I agree with you, Liz. I think you make some great points; specifically, I think the only reason to have the cross is accuracy to the the monument, and that for me is not enough incentive to reinstate the cross. The money that was taken to remove teh cross was not inconsequential- reinstating the cross would, as you point out, cost money, potentially more than it did in 2004. There should not be moves made towards making the symbols more christian centered than they already are.

Jim R said...

I agree with Liz, but along a different line of thinking.

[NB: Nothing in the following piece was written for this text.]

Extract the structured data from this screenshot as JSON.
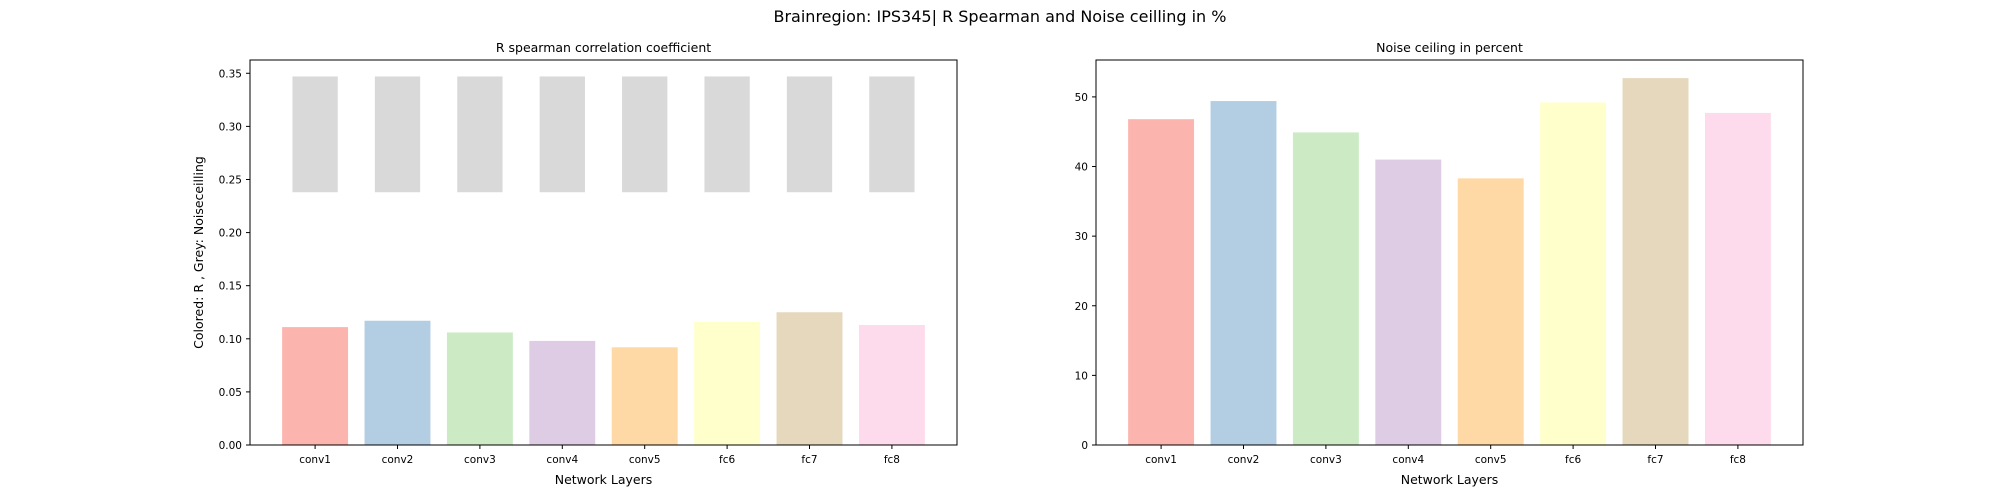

The town seal is a symbol that should represent the town and its citizens. This seal can also be used as a seal of approval for various regulations and historical events. By including a cross on the seal, you are showing that there is a religious and a secular approval with each marker that is placed around Los Angeles or stamped on each bill that passes the county government. The mixture of these two duties represents a breach in separation.

Caroline S. said...

I agree with everyone's comments. The addition of a cross is simply unconstitutional. I do not think that this violates the Free Exercise Clause in any way because the purpose of the seal is to represent the City of Los Angeles- which is not solely populated by Christians. The mission may in fact be incredibly influential, however the inclusion of the cross would imply endorsement on behalf of the city of Los Angeles. Reasonable observers, who are not Christian or are non-believers may not feel as though they are included as citizens of LA. This is incredibly important while examining Establishment because the establishment of religion means that people who are not of that faith might feel as though their rights might be infringed upon or not respected because they do not adhere to the faith of the Established religion. The founders created this Constitution because they and their ancestors leaved in fear and were subject to intense persecution for their beliefs. This country was founded on the principle that everyone is free to express their beliefs and not be subject to persecution as a minority. I believe that the addition of the cross might cause citizens to belief that they were not a part of the community of LA and thus cause civil unrest and unfair standards between believers and nonbelievers.

Kiriko Masek said...

I agree that the inclusion of the cross on the seal was unconstitutional. I believe that either all religious symbols should be represented or none at all. By including the cross on the seal, the city is holding Christianity to higher importance in comparison to the other religions present within Los Angeles. I do understand that Christianity is an important part of the city's history and this is what compelled them to include the cross on the seal. However, by including the cross and no symbols of other religions on the seal, people could feel that Christianity is being favored and represented more than the other religions that they may believe in.

Richard Shin said...

I think that the inclusion of the cross should have not been seen as unconstitutional. The seal with the cross included does not promote religion. It is secular and comparable to how on a one dollar bill it says "In God We Trust". The seal is to represent the county of LA and people are into religion. The part of the seal with the building with the cross can mean that people no matter what religion take their own religion seriously. The cross has been secularized, in which it depends on what the people of LA would have thought if they actually saw the seal.